Find a quiet place, alone and apart from distractions. Be comfortably alert, still and at peace. Say the Lord’s Prayer. Sing or cant the Jesus Prayer. Pray for family, friends, neighbors, and yourself. Slowly and carefully read the passages of Scripture. Reread them. From memory, determine the central points.
- A man born blind is forced into becoming a beggar on the streets of Jerusalem. We are not certain of his age, but we know his parents were yet living.
- One day while walking through the city, Jesus and His disciples come across a blind man and the issue comes up about whose sin caused the man to be blind. There were a number of ideas about on this issue in that day and this.
- Jesus rejects all the usual concepts and simply states that this man’s blindness will turn out to be for the glory of God. Jesus thus sweeps aside all philosophical ideas.
- Jesus’ focus for His disciples is on the work they will be sent to do, to announce the One who is the Light of the World.
- Jesus proceeds to “anoint” the man’s eyes with clay, the product of dirt and His own spittle. We note, that in another account of Jesus healing a blind man, no clay is used. (see Mark 10:46–52)

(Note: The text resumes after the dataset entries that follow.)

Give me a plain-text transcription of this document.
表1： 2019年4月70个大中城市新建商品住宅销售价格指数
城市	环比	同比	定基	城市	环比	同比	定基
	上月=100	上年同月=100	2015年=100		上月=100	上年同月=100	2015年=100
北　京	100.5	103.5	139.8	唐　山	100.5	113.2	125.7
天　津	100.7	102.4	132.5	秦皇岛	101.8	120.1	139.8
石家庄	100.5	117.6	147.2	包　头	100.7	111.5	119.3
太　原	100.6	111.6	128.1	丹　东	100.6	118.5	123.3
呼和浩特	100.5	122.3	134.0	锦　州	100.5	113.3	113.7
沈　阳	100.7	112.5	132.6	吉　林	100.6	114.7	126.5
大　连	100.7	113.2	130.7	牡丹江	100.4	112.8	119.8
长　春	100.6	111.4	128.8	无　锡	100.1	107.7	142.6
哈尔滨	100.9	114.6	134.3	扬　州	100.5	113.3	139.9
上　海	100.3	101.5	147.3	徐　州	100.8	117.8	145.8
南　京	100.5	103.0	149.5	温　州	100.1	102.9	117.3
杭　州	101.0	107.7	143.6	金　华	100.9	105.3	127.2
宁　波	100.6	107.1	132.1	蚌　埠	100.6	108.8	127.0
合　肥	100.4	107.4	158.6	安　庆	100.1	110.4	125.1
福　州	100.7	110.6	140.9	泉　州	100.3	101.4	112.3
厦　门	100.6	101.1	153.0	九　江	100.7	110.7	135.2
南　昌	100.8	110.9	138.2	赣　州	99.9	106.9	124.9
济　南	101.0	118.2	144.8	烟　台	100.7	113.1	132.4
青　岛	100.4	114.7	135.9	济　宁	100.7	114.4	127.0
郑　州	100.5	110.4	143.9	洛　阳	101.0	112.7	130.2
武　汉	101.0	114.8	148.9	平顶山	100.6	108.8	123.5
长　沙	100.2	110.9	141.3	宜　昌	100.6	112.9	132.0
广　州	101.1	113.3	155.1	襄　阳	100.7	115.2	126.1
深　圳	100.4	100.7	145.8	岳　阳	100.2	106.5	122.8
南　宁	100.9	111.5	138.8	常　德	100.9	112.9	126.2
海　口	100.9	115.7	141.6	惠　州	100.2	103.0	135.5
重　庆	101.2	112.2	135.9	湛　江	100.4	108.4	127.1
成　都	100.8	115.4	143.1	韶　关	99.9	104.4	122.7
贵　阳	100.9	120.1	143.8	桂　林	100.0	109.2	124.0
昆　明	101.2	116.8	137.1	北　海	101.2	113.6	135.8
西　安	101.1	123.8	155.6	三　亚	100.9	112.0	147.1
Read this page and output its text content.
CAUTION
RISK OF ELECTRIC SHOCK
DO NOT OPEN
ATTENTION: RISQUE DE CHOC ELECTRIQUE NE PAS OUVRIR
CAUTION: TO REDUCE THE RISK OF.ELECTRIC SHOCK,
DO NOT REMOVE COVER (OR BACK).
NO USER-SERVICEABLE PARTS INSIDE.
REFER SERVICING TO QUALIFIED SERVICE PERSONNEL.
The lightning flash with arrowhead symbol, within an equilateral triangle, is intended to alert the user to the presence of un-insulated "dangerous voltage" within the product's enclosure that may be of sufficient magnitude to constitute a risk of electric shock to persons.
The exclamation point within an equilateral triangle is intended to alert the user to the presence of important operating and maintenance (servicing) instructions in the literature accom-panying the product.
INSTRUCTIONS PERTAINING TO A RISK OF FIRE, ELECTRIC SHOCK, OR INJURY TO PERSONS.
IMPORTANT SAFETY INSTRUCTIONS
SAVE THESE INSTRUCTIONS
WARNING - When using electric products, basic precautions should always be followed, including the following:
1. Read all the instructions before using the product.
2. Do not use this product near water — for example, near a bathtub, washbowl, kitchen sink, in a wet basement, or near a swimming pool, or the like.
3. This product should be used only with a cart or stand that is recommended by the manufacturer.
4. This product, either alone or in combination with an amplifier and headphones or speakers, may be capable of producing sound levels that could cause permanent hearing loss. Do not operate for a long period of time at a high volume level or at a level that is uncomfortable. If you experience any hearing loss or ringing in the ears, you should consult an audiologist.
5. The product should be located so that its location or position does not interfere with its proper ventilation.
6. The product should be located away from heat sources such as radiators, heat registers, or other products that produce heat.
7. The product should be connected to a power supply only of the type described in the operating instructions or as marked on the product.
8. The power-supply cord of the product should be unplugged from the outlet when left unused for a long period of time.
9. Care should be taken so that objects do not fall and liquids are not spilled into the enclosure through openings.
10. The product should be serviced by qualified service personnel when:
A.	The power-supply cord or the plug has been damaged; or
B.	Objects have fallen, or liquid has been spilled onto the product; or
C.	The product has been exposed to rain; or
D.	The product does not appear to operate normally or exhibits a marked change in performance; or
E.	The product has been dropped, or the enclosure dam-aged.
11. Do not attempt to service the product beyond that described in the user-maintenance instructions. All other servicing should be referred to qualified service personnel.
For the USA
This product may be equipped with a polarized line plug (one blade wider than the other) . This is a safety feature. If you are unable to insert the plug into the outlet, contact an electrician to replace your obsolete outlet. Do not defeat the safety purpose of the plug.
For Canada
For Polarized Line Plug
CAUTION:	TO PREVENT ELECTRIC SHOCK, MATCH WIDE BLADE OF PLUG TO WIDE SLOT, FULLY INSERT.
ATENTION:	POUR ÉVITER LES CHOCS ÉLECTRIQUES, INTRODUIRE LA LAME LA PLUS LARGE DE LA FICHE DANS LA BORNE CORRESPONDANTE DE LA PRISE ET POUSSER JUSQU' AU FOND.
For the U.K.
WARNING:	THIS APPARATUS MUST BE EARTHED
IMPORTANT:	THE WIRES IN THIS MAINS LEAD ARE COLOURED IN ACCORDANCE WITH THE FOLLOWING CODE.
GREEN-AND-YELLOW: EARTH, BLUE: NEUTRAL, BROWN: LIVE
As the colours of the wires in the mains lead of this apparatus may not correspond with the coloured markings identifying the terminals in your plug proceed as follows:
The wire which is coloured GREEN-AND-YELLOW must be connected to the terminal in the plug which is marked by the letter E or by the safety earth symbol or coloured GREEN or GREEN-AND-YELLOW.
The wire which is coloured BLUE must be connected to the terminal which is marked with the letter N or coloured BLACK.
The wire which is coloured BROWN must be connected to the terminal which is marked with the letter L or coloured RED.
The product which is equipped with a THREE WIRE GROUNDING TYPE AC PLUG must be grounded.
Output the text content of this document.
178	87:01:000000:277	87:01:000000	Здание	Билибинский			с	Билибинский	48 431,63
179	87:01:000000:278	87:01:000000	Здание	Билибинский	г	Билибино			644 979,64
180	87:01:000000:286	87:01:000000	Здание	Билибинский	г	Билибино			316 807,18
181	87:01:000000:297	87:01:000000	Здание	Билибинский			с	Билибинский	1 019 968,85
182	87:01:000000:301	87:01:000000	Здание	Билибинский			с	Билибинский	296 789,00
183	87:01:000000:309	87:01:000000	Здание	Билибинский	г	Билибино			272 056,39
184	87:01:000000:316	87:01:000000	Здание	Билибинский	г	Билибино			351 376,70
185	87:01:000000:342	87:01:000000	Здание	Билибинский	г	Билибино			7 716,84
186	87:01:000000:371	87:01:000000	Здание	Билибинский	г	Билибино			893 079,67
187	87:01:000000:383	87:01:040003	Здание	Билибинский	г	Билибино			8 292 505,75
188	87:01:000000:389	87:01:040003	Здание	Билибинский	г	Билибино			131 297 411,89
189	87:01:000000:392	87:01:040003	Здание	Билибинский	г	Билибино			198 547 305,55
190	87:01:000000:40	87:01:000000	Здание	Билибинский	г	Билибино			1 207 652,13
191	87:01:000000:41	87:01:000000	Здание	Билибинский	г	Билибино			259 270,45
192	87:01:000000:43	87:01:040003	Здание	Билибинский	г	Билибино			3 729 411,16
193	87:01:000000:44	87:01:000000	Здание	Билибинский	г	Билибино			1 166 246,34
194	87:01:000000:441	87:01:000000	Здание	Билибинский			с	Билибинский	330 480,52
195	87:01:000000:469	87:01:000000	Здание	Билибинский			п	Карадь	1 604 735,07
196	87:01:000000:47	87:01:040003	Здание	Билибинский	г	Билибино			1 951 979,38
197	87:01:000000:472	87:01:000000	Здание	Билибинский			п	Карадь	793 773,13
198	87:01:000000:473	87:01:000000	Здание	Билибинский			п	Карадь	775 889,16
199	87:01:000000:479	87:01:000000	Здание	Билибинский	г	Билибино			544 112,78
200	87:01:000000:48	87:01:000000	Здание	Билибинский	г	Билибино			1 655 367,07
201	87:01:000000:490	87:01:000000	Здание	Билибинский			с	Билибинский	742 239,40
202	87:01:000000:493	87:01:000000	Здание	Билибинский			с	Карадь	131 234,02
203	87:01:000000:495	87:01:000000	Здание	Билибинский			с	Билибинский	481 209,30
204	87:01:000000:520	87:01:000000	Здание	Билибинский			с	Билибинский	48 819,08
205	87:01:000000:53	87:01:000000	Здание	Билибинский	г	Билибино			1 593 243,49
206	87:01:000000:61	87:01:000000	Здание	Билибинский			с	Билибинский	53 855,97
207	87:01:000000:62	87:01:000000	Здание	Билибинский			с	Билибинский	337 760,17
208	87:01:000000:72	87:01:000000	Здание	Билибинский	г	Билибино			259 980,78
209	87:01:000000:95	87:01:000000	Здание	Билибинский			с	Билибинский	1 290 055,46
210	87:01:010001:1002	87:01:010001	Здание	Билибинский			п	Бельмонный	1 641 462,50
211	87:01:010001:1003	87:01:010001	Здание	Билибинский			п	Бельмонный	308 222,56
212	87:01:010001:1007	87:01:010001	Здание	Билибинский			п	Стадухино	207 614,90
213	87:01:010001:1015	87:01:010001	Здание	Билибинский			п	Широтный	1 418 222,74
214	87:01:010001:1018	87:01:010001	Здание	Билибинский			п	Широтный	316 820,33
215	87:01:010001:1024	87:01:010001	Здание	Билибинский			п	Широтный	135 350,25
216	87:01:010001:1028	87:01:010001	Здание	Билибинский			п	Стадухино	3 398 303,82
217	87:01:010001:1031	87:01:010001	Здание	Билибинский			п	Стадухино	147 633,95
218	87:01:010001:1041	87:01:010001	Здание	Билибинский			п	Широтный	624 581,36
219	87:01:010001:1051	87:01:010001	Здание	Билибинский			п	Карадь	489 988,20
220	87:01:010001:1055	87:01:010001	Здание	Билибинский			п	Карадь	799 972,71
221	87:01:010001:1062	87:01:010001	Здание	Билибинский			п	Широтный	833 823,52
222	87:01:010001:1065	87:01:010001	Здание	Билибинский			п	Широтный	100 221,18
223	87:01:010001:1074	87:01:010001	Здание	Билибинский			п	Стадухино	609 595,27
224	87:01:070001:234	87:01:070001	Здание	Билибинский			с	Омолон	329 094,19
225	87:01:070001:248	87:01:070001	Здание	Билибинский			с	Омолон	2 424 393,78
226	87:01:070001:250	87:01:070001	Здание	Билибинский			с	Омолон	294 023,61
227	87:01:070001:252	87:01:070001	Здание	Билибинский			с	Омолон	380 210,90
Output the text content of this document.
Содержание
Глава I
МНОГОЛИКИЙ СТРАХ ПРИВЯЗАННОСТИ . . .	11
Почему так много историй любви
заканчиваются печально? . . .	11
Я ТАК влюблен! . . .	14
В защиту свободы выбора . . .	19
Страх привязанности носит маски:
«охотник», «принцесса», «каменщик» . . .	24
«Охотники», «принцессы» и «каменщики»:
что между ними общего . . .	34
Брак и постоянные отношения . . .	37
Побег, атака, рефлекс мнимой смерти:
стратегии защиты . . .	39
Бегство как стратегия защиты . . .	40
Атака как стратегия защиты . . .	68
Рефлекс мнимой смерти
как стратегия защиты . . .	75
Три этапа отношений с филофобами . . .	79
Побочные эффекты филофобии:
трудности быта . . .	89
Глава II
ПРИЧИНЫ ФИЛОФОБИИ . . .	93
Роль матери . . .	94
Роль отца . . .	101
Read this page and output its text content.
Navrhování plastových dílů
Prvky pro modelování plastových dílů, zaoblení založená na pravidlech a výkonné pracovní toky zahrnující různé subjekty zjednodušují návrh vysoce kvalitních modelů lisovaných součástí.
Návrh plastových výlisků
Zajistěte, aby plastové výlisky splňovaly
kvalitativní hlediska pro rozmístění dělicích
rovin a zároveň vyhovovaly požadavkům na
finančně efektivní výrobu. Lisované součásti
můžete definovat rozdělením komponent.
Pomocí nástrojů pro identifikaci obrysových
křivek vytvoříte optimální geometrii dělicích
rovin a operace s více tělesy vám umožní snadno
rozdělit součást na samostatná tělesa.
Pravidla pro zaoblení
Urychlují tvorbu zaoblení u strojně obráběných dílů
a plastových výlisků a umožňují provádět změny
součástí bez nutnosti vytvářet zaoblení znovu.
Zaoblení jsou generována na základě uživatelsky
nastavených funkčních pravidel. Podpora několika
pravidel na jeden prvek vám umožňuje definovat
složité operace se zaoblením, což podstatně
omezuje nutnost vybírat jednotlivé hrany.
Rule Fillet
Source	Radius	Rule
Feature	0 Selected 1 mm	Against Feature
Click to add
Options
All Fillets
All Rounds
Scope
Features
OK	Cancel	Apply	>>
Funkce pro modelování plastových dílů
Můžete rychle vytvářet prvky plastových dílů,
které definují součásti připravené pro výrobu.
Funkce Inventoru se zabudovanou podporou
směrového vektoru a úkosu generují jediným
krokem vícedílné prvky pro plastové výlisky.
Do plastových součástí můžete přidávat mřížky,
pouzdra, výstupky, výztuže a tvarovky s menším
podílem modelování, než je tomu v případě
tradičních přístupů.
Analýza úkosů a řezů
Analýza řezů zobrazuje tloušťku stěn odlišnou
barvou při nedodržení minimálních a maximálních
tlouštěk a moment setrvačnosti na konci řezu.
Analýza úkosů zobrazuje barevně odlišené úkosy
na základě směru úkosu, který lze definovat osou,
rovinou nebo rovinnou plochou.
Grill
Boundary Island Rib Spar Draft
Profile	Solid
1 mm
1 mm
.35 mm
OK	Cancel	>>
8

- A controversy arises since it was on a Sabbath when the sign/miracle occurs. A group of Pharisees, not the full Council of Israel, the Sanhedrin, are offended that “work” was done on a Sabbath by someone no less than Jesus who was already in the cross-hairs of the legalists. (Yes, one of the 39 Sabbath laws was broken by Jesus.)
- Upon questioning by the authorities, neither the man healed of blindness nor his parents, give any information that might be used against Jesus.
- We learn however, that if anyone were to “confess Jesus to be the Messiah,” they would be put out of the synagogue.